OTOÑO EN PRAGA
Es el sol que el verano ha negado a la ciudad, la luz del otoño renacido tras la incesante lluvia estival. Y la rebeldía de los verdores tardíos desplegados entre maizales, el reencuentro de los turistas del sur con las ennegrecidas fachadas, recuerdo de lejana sequía de libertades tras un largo telón metálico, pespunteado con hoces a martillazo limpio.
No hay en el otoño 2011 recuerdo alguno en los praguenses de aquella lejana primavera, hermana del mayo francés de 1968. Para los jóvenes, apenas quedan del abuso unos renglones en los libros de texto como fecha histórica aislada. Y para los adultos, que sintieron el pisotón en su libertad de los tanques rusos, el olvido de lo que fue y la condena unánime de lo que nunca debió suceder.
En este otoño les queda a los praguenses como penoso recuerdo las señales de altura que el desbordamiento del Moldava hizo sobre las paredes de las fachadas en agosto de 2002, cuando decidió sublevarse al cauce que cercenaba su libertad, encajonándolo entre muros y obligándole a pasar bajo los 16 arcos beatíficos del puente ordenado construir en 1357 por el venerado Carlos IV, hermoso donde los haya, si el exceso de turistas no rompiera su belleza, asombrando el gentío a las 30 estatuas que soportan con resignación el acoso permanente de las cámaras fotográficas.
Las cruces católicas en infinitas iglesias veneradas por el 20 % de sus habitantes, no inquietan al 60 % de ateos que pasan indiferentes por sus puertas, bordeando la judería donde reposan escalonados los restos de judíos que emigraron desde Moscovia expulsados por los Vendos. Llegaron errantes a Bohemia en el año 850 con la Tora en la mano y los enseres al hombro, a postrarse ante el duque Hostivít, que les permitió levantar sus cabañas en la margen izquierda del omnipresente río Moldava, permitiéndole a Borges escribir su maravilloso Golem.
La decoración y estilo de sus fachadas otorga a las calles una quebrada ondulación complaciente, sin premeditación alguna ni aviso previo, acompañando un movimiento arquitectónico que condena perpetuamente al éxtasis a quienes las contemplan los edificios desde el ojo digitalizado de la pantalla.
Condensa Praga en este otoño, el prematuro advenimiento de la nieve en tibios atardeceres y refrescantes mañanas, obligando a los madrugadores visitantes a rodear el fuego de leña que envuelve la plaza más buscada, donde los perniles de cerdo asados giran incesantes esperando la demanda de los que aguardan la salida de los apóstoles por los ventanucos del reloj.

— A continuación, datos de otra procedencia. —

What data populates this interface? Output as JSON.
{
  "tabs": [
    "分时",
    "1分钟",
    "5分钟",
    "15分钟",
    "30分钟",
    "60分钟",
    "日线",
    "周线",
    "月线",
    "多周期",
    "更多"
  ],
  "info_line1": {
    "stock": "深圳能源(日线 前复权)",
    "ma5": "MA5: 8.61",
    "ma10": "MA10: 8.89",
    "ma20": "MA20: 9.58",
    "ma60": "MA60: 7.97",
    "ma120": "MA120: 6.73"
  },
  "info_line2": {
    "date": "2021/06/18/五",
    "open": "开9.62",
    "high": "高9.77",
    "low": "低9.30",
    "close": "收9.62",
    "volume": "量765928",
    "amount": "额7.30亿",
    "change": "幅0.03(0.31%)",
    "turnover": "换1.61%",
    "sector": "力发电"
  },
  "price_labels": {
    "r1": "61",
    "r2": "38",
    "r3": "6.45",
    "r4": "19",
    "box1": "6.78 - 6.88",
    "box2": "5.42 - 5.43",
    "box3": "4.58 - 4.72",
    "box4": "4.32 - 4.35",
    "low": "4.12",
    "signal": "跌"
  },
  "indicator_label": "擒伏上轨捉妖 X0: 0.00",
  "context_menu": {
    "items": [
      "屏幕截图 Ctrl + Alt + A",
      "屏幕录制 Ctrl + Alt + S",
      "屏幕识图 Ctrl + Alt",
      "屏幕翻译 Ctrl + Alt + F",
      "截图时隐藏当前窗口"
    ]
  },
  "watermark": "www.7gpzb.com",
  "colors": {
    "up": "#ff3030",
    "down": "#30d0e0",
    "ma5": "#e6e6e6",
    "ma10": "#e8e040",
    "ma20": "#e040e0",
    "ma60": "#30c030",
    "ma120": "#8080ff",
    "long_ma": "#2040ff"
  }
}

Sobre los adoquines de la plaza queda la inseguridad fomentada por los “catedráticos del hurto”, que nos decía Marcos; el recuerdo del último bombardeo de los aliados perfilando la fachada; Kafka concluyendo El Proceso en su escritorio; Einstein saludando a los curiosos; la antipatía de los camareros, la sopa, el gulash y las patatas hervidas.
Pero también queda la nostalgia de un retorno inevitable porque no será posible vivir otros veintiséis años más para volver a Praga, recordando la primavera de 1984 cuando tuve que pasar dos controles en la frontera y me cambiaron todos los francos suizos que llevaba por billetes falsos apartados del curso legal.